O panorama da música gospel é de imparável crescimento. Você se lembra daquela época em que os livros de romance começaram a perder lugar nas livrarias para os livros de autoajuda? Com a música está ocorrendo o mesmo. As músicas hoje que estouram nas plataformas e nas rádios são essencialmente de autoajuda, de incentivo ao sucesso, de otimismo no estilo “você vai vencer”, “Deus vai te levantar”, “Deus vai te curar” etc. Isso certamente faz crescer a multidão de novos crentes em busca de autoajuda gratuita, porque é mais barato e mais confortável ir a uma igreja com água de graça, banheiro, apresentações musicais, com teatro e coreografia, tudo isso de graça, do que ir a uma livraria ter que pagar por um livro de Augusto Cury e outros escritores de autoajuda de sucesso. Muitos pastores, com suas mensagens redirecionadas para a autoajuda, estão fazendo o meio gospel bombar.
E como estão os shows, com esse cenário incerto devido à pandemia?
Meu contato com o público está muito acima do normal. Como eu disse antes, quanto mais envelheço, misteriosamente mais carregada fica minha agenda. O consumo de minhas músicas nas plataformas digitais disparou durante a pandemia.

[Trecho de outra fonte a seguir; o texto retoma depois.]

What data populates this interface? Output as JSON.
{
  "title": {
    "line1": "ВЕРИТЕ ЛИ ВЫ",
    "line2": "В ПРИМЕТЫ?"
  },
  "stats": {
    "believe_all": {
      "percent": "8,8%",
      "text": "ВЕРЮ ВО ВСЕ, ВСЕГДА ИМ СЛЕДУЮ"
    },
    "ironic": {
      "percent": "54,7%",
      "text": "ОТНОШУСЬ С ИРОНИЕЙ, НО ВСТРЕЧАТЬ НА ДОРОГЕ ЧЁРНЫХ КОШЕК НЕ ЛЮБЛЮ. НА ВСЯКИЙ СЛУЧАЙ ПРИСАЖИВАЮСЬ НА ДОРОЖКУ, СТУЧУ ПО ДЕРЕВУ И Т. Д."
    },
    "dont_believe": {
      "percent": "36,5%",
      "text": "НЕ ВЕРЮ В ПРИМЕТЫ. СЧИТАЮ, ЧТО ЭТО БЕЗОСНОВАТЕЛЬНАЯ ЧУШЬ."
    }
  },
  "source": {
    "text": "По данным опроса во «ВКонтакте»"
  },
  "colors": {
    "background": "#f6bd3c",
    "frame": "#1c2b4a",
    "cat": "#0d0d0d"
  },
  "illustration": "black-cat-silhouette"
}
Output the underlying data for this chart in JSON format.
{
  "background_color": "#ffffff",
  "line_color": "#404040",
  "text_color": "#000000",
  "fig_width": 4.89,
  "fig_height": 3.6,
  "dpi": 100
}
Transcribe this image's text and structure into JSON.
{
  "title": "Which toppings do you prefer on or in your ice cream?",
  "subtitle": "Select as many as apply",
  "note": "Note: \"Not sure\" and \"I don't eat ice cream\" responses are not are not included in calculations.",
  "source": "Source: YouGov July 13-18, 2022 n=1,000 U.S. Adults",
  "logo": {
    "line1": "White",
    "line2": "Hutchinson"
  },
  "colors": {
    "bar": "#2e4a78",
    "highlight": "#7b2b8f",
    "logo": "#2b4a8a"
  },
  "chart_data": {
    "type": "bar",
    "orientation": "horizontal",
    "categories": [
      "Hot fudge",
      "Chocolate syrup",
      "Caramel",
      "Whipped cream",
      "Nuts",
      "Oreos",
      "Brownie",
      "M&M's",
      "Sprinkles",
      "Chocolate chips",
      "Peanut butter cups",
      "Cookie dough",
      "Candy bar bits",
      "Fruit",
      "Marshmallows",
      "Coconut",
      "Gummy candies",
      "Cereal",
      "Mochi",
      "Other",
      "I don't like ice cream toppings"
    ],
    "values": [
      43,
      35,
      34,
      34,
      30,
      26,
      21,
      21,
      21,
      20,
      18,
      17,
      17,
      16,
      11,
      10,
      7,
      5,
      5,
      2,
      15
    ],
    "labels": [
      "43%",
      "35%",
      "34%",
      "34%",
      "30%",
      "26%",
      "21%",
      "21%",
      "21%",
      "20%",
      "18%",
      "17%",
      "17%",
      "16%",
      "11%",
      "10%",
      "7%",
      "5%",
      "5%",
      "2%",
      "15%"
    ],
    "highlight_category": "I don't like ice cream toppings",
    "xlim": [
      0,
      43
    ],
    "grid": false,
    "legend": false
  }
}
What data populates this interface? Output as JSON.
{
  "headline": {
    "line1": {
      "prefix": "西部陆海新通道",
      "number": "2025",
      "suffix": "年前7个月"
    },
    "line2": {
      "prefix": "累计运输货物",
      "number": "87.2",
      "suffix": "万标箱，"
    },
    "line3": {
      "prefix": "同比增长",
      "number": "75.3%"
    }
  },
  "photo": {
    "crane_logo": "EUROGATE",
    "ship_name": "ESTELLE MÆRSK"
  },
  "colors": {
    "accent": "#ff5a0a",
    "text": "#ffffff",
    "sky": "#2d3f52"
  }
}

O povo ficou em casa, ouviu minhas músicas com mensagens intimistas e humanizadas, viu minhas lives no YouTube, e isso se refletiu no consumo de minha música nas plataformas. Hoje, minha principal fonte de renda vem das plataformas digitais. Mas as apresentações presenciais também estão sendo praticamente diárias, é só dar uma olhada agora mesmo no meu Instagram e conferir o frenesi! (risos) Esse contato com o público sempre foi uma rotina agradável para mim, e o povo retribui, me chamando para estar junto. Vou seguir nessa direção “casada” enquanto o povo me chamar: digital e presencial.